EXPOSE(S)« On laisse les gens en Ehpad baigner dans leur merde »

VIDEO. Lanceurs d'alerte : « On laisse les gens en Ehpad baigner dans leur merde »

EXPOSE(S)Aide-soignante à Marseille, Hella Kherief a dénoncé la maltraitance dans les Ehpad, d'abord dans les médias, puis dans un livre
Mathilde Ceilles

Mathilde Ceilles

L'essentiel

  • Maltraitance en Ehpad, risques sanitaires, dysfonctionnements du système politique… Ces hommes et ces femmes ont permis de dévoiler des scandales jusqu’ici ignorés du grand public.
  • Cette semaine, Hella Kherief, aide-soignante marseillaise, revient pour 20 Minutes sur son combat contre les maltraitances dans les Ehpad, qui la freine encore, des années après, dans la progression de sa carrière.
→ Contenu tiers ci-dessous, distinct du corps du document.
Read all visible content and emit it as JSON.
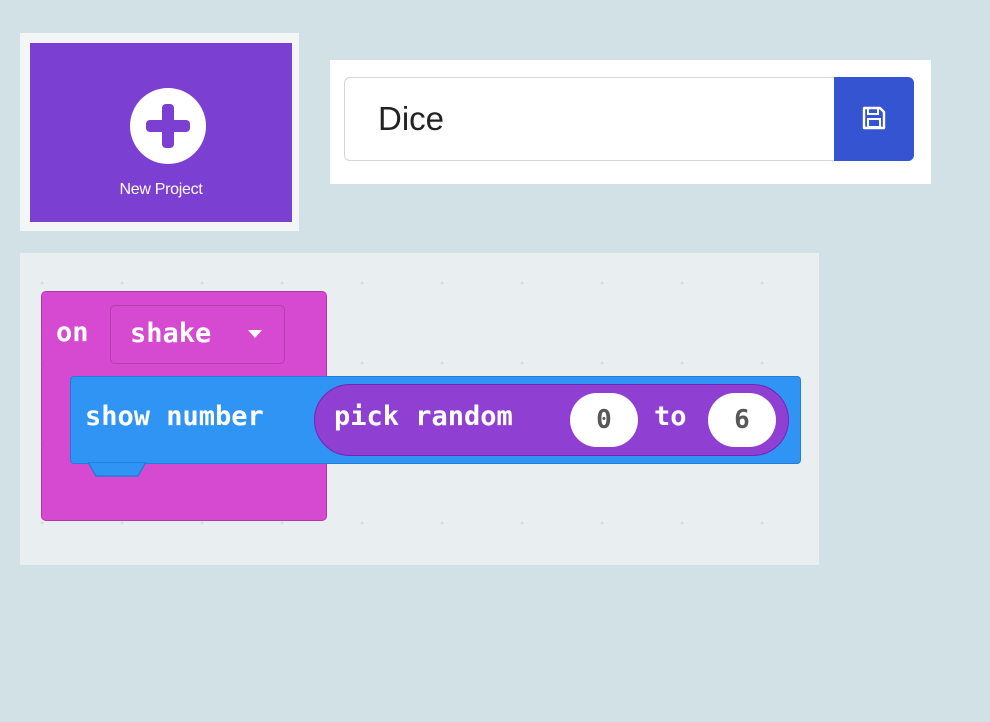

Héros pour certains, traîtres pour d’autres, les lanceurs d’alerte mettent au jour des dysfonctionnements ou des actes répréhensibles et en payent souvent le prix fort. Seuls face à une entreprise, à des lobbys, à des laboratoires pharmaceutiques et même parfois face à l’État, ils signalent une menace ou un préjudice au nom de l’intérêt général. 20 Minutes leur donne la parole. Cette semaine, l’aide-soignante marseillaise Hella Kherief raconte comment elle a alerté sur la maltraitance dans les maisons de retraite.
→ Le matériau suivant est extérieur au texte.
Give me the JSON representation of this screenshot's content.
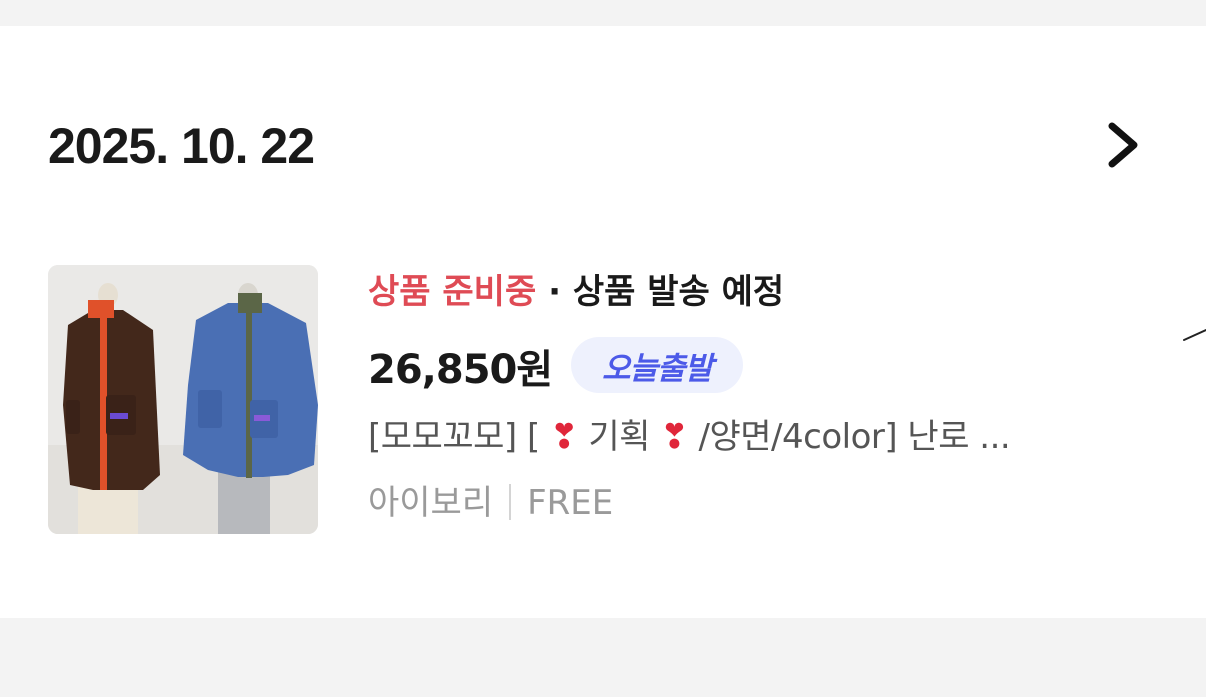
{
  "order": {
    "date": "2025. 10. 22",
    "status_preparing": "상품 준비중",
    "status_separator": " · ",
    "status_shipping": "상품 발송 예정",
    "price": "26,850원",
    "badge": "오늘출발",
    "title_prefix": "[모모꼬모] [ ",
    "title_mid": " 기획 ",
    "title_suffix": " /양면/4color] 난로 ...",
    "title_icon": "heart-exclamation-icon",
    "option_color": "아이보리",
    "option_size": "FREE",
    "thumbnail": "jacket-product-thumbnail"
  },
  "colors": {
    "status_red": "#df4b55",
    "badge_text": "#4c5ae8",
    "badge_bg": "#eef1fd"
  }
}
« Avant, j’étais une aide-soignante lambda qui travaillait dans une maison de retraite. Personne ne me connaissait. En 2013, après avoir travaillé cinq ans comme auxiliaire de vie, j’ai passé le diplôme d’aide-soignante. J’ai choisi de travailler en maison de retraite. C’était une vocation. Une semaine après avoir été diplômée, j’ai été embauchée en intérim dans un Ehpad du 8e arrondissement de Marseille. On me proposait des vacations, ce qui est courant, car les Ehpad manquent de personnel. Rapidement, on m’a proposé un CDD de deux mois. Je m’y sentais super-bien. C’était une maison de retraite super belle, super classe. Rien à voir avec ce que j’avais connu enfant, quand j’accompagnais ma maman qui travaillait en maison de retraite.

Les semaines passent. J’hallucine, on me propose un CDI. Je suis super contente, je dis oui de suite. Une nouvelle directrice arrive. Au début, j’ai une bonne impression. On sent qu’elle a de l’expérience. Et puis, rapidement, quand il manque du personnel, en arrêt maladie, on se retrouve en sous-effectif. Tu dois prendre la charge de travail des autres en plus de celle de tes collègues.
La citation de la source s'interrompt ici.